Wow has it been a long time since I've blogged! My summer vacation was taken very literally and I vacationed all summer long. But I am back and ready to share with you a collaboration project that helped me, and my students, have the best first week ever!
The beginning of the year. I am sure most all of us teachers struggle to find a team-building lesson that really requires synergy and teamwork skills. At the beginning I also want to set the stage for the rest of the year and let students know we are here to learn, but that it can be done in a fun and exciting way. So I looked at some of the skills I really want to incorporate this year: creativity, problems solving, innovation. And collaboration came up. What a fantastic skill to start out the year with, and so my Collaboration Class Pet Project was created.

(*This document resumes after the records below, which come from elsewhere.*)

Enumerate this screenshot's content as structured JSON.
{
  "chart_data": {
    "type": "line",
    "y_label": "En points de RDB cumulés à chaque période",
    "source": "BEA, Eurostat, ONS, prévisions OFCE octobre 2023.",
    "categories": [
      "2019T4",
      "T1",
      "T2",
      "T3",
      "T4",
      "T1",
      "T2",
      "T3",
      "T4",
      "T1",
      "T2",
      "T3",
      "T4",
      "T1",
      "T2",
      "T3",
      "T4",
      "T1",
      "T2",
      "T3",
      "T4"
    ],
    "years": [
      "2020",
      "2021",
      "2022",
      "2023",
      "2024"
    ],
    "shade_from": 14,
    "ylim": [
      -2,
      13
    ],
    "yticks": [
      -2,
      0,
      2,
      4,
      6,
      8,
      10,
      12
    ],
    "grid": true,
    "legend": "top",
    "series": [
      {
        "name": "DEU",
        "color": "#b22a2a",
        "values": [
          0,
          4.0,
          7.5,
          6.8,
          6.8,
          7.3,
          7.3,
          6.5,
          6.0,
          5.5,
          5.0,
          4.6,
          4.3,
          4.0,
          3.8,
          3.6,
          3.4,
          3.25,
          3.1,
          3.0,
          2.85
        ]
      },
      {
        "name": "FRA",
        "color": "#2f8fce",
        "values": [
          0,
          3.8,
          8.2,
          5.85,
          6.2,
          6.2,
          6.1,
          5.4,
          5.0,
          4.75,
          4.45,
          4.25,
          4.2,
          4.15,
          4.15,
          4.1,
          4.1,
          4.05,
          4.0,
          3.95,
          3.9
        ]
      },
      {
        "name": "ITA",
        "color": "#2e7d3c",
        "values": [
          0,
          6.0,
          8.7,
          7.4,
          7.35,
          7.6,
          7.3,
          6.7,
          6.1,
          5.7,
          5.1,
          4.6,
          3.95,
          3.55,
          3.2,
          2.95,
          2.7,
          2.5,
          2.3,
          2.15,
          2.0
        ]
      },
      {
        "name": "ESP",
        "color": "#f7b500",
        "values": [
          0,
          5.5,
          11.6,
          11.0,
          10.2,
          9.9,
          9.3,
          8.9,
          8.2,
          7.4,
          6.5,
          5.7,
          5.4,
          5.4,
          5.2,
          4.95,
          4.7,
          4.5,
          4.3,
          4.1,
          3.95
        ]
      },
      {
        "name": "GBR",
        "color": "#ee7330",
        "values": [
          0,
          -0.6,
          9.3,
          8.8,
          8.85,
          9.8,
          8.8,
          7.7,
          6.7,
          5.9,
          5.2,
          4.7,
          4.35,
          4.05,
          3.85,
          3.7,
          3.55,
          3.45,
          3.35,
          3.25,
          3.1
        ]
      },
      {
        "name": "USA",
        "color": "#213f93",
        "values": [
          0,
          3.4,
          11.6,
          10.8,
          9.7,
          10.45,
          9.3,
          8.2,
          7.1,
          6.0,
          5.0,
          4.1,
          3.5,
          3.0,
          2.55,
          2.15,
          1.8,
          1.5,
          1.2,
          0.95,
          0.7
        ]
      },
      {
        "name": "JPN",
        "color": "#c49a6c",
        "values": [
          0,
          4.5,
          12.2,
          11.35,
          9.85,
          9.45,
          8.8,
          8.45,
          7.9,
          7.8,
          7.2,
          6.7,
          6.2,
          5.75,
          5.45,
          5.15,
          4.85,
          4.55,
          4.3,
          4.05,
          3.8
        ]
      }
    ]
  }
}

To start this exciting, yet meaningful project, I first introduced collaboration. The real vocabulary, not a simplified version. I want students to get the real deal from me, not a watered down version. So we then discussed collaboration. What is it? What does it look like? How do we achieve collaboration? What do we do if we run into problems in our team? I then had students write down what it meant to them and/or how they could collaborate with their peers on a notecard, no names, and we pinned them on a bulletin board. I like to seat students in groups and those were the groups we worked in for this project.
Like collaboration projects in the real world, I set some goals and working points for the teams. Pick a class pet. Any pet, alive or dead, but real at some point in time. Research the pet. How will we feed it? Care for it? What will it's cage need to look like? Create a cage. Be creative! Be inventive! Think outside of the box, so to speak. Create a pet. Actually make the pet to go inside the cage. Create a poster. Show others your groups' pet. Let them know how to care for it. And finally Go To Work!

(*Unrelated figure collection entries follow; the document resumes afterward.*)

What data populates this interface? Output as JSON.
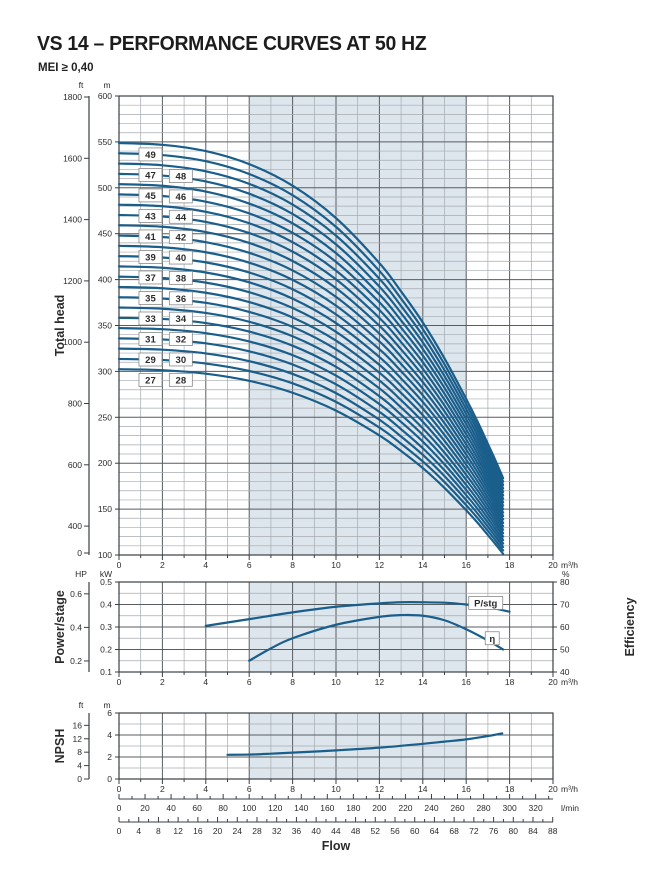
{
  "title": "VS 14 – PERFORMANCE CURVES AT 50 HZ",
  "subtitle": "MEI ≥ 0,40",
  "flow_label": "Flow",
  "units": {
    "flow_m3h": "m³/h",
    "flow_lmin": "l/min",
    "head_m": "m",
    "head_ft": "ft",
    "power_kw": "kW",
    "power_hp": "HP",
    "percent": "%"
  },
  "colors": {
    "curve": "#1a5e8c",
    "band": "#dde6ed",
    "grid_minor": "#a6abaf",
    "grid_major": "#585d61",
    "axis": "#3a3f43",
    "label_box_border": "#8a8a8a",
    "label_box_fill": "#ffffff",
    "label_text": "#14375f",
    "text": "#2b2b2b"
  },
  "chart_data": [
    {
      "type": "line",
      "name": "total-head",
      "ylabel": "Total head",
      "band_flow_range": [
        6,
        16
      ],
      "x_axis": {
        "unit": "m³/h",
        "min": 0,
        "max": 20,
        "labeled_ticks": [
          0,
          2,
          4,
          6,
          8,
          10,
          12,
          14,
          16,
          18,
          20
        ],
        "minor_step": 1
      },
      "y_axis_m": {
        "unit": "m",
        "min": 100,
        "max": 600,
        "major_ticks": [
          100,
          150,
          200,
          250,
          300,
          350,
          400,
          450,
          500,
          550,
          600
        ],
        "minor_step": 10
      },
      "y_axis_ft": {
        "unit": "ft",
        "ticks": [
          1800,
          1600,
          1400,
          1200,
          1000,
          800,
          600,
          400
        ],
        "zero_label": 0
      },
      "stages": [
        27,
        28,
        29,
        30,
        31,
        32,
        33,
        34,
        35,
        36,
        37,
        38,
        39,
        40,
        41,
        42,
        43,
        44,
        45,
        46,
        47,
        48,
        49
      ],
      "per_stage_head": {
        "flows": [
          0,
          2,
          4,
          6,
          8,
          10,
          12,
          13,
          14,
          15,
          16,
          16.5,
          17,
          17.35,
          17.7
        ],
        "head_m": [
          11.2,
          11.16,
          11.02,
          10.73,
          10.25,
          9.53,
          8.53,
          7.9,
          7.21,
          6.41,
          5.51,
          5.03,
          4.51,
          4.14,
          3.75
        ]
      },
      "stage_label_flows": {
        "odd": 1.45,
        "even": 2.85
      }
    },
    {
      "type": "line",
      "name": "power-efficiency",
      "ylabel_left": "Power/stage",
      "ylabel_right": "Efficiency",
      "band_flow_range": [
        6,
        16
      ],
      "x_axis": {
        "unit": "m³/h",
        "min": 0,
        "max": 20,
        "labeled_ticks": [
          0,
          2,
          4,
          6,
          8,
          10,
          12,
          14,
          16,
          18,
          20
        ],
        "minor_step": 1
      },
      "y_axis_kw": {
        "unit": "kW",
        "min": 0.1,
        "max": 0.5,
        "major_ticks": [
          0.1,
          0.2,
          0.3,
          0.4,
          0.5
        ],
        "minor_step": 0.05
      },
      "y_axis_hp": {
        "unit": "HP",
        "ticks": [
          0.2,
          0.4,
          0.6
        ]
      },
      "y_axis_pct": {
        "unit": "%",
        "min": 40,
        "max": 80,
        "major_ticks": [
          40,
          50,
          60,
          70,
          80
        ]
      },
      "series": [
        {
          "name": "P/stg",
          "axis": "kw",
          "label": "P/stg",
          "x": [
            4,
            6,
            8,
            10,
            12,
            13,
            14,
            15,
            16,
            17,
            18
          ],
          "y": [
            0.305,
            0.335,
            0.365,
            0.39,
            0.405,
            0.41,
            0.41,
            0.408,
            0.4,
            0.388,
            0.368
          ],
          "label_pos": {
            "x": 16.9,
            "y": 0.407
          }
        },
        {
          "name": "eta",
          "axis": "pct",
          "label": "η",
          "x": [
            6,
            7,
            8,
            10,
            12,
            13,
            14,
            15,
            16,
            17,
            17.7
          ],
          "y": [
            45,
            50.5,
            55,
            61,
            64.5,
            65.3,
            65,
            63,
            59,
            54,
            50
          ],
          "label_pos": {
            "x": 17.2,
            "y": 55
          }
        }
      ]
    },
    {
      "type": "line",
      "name": "npsh",
      "ylabel": "NPSH",
      "band_flow_range": [
        6,
        16
      ],
      "x_axis": {
        "unit": "m³/h",
        "min": 0,
        "max": 20,
        "labeled_ticks": [
          0,
          2,
          4,
          6,
          8,
          10,
          12,
          14,
          16,
          18,
          20
        ],
        "minor_step": 1
      },
      "y_axis_m": {
        "unit": "m",
        "min": 0,
        "max": 6,
        "major_ticks": [
          0,
          2,
          4,
          6
        ],
        "minor_step": 1
      },
      "y_axis_ft": {
        "unit": "ft",
        "ticks": [
          0,
          4,
          8,
          12,
          16
        ]
      },
      "series": [
        {
          "name": "NPSH",
          "x": [
            5,
            6,
            7,
            8,
            10,
            12,
            14,
            15,
            16,
            17,
            17.66
          ],
          "y": [
            2.2,
            2.22,
            2.3,
            2.4,
            2.6,
            2.85,
            3.2,
            3.4,
            3.6,
            3.9,
            4.15
          ]
        }
      ]
    }
  ],
  "bottom_axes": {
    "lmin": {
      "unit": "l/min",
      "labeled_ticks": [
        0,
        20,
        40,
        60,
        80,
        100,
        120,
        140,
        160,
        180,
        200,
        220,
        240,
        260,
        280,
        300,
        320
      ],
      "minor_step": 10,
      "max_minor": 330
    },
    "gpm": {
      "labeled_ticks": [
        0,
        4,
        8,
        12,
        16,
        20,
        24,
        28,
        32,
        36,
        40,
        44,
        48,
        52,
        56,
        60,
        64,
        68,
        72,
        76,
        80,
        84,
        88
      ],
      "minor_step": 2
    }
  }
}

What's the next step? Let the teams dive in headfirst! These are the students' projects. I was there to guide and support, they were there to work. The teams immediately jumped into discussion about what pets they should have. Now, there were disagreements, which I wanted. My goal is for them to learn how to work through problems, not agree perfectly. And they did, they compromised, they discussed, they changed, just like we discussed they should do when problems arose. Proud to say no tears either! They then enthusiastically moved on to research. I gave them books and iPads and students did the simple research. Students had jobs inside their groups: recorder, materials gatherer and researchers, this helped eliminate many problems. I hope in future projects, way down the road, that students will begin deciding who should have these jobs on their own, instead of me designating. Some students had to be redirected or reminded of their jobs, but overall it went fantastically. The cage building was the most exciting part for all involved, and the most fun for me to observe. Now all students cannot be working on a small box cage at the same time, so we discussed some options for them. Maybe they could be creating items to glue in, maybe they could begin working on the poster, maybe they could be a helper with things others needed. Some students had difficulties when they were not able to have the project all to themselves, but I'm glad. I'm glad they got to find other ways to help, or they learned how to help include the other students. I'm glad they learned better ways to collaborate because that was the goal. They learned more about how to work in, and as a group.

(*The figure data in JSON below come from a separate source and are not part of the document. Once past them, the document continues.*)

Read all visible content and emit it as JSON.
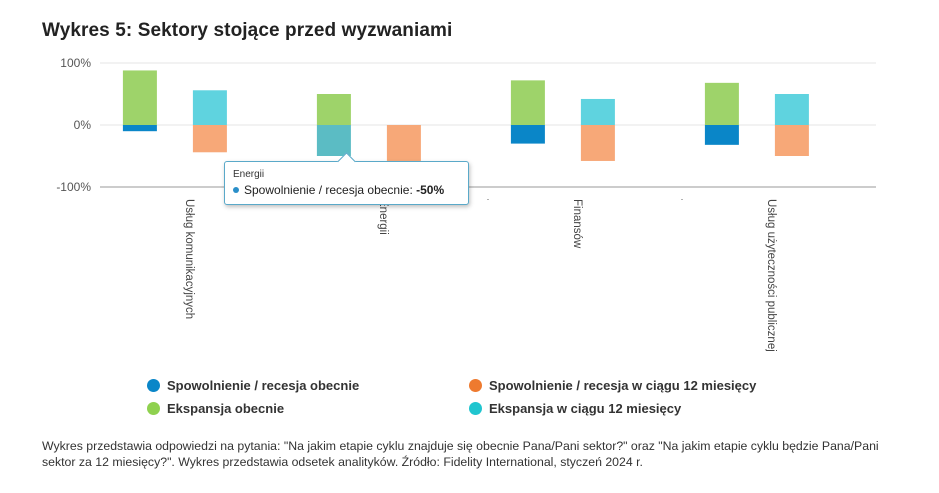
{
  "title": "Wykres 5: Sektory stojące przed wyzwaniami",
  "chart_data": {
    "type": "bar",
    "categories": [
      "Usług komunikacyjnych",
      "Energii",
      "Finansów",
      "Usług użyteczności publicznej"
    ],
    "series": [
      {
        "name": "Spowolnienie / recesja obecnie",
        "color": "#0a86c8",
        "values": [
          -10,
          -50,
          -30,
          -32
        ]
      },
      {
        "name": "Ekspansja obecnie",
        "color": "#9ed36a",
        "values": [
          88,
          50,
          72,
          68
        ]
      },
      {
        "name": "Spowolnienie / recesja w ciągu 12 miesięcy",
        "color": "#f7a878",
        "values": [
          -44,
          -58,
          -58,
          -50
        ]
      },
      {
        "name": "Ekspansja w ciągu 12 miesięcy",
        "color": "#5fd3df",
        "values": [
          56,
          0,
          42,
          50
        ]
      }
    ],
    "y_ticks": [
      {
        "value": 100,
        "label": "100%"
      },
      {
        "value": 0,
        "label": "0%"
      },
      {
        "value": -100,
        "label": "-100%"
      }
    ],
    "ylim": [
      -100,
      100
    ],
    "grid": true,
    "legend_position": "bottom",
    "highlighted": {
      "category_index": 1,
      "series_index": 0
    }
  },
  "legend": [
    {
      "label": "Spowolnienie / recesja obecnie",
      "color": "#0a86c8"
    },
    {
      "label": "Spowolnienie / recesja w ciągu 12 miesięcy",
      "color": "#ee7a2f"
    },
    {
      "label": "Ekspansja obecnie",
      "color": "#8fd14f"
    },
    {
      "label": "Ekspansja w ciągu 12 miesięcy",
      "color": "#20c5cf"
    }
  ],
  "tooltip": {
    "header": "Energii",
    "series": "Spowolnienie / recesja obecnie:",
    "value": "-50%",
    "dot_color": "#2a8fc9"
  },
  "note": "Wykres przedstawia odpowiedzi na pytania: \"Na jakim etapie cyklu znajduje się obecnie Pana/Pani sektor?\" oraz \"Na jakim etapie cyklu będzie Pana/Pani sektor za 12 miesięcy?\". Wykres przedstawia odsetek analityków. Źródło: Fidelity International, styczeń 2024 r."
}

And my favorite part of all projects? The reveal! Students went above and beyond with the projects. All teams had extremely creative ideas. They were so proud of their cages and posters and I was so proud of them. They were so excited to work everyday and I kept getting asked when it was time to work on our Pet Projects. For a first week project I think this one could not have gone better. The students got a real taste of teamwork and how I like to lead our class. I recommend this project to teachers ready for a more meaningful beginning of the year team building exercise or to any teacher looking for some fun!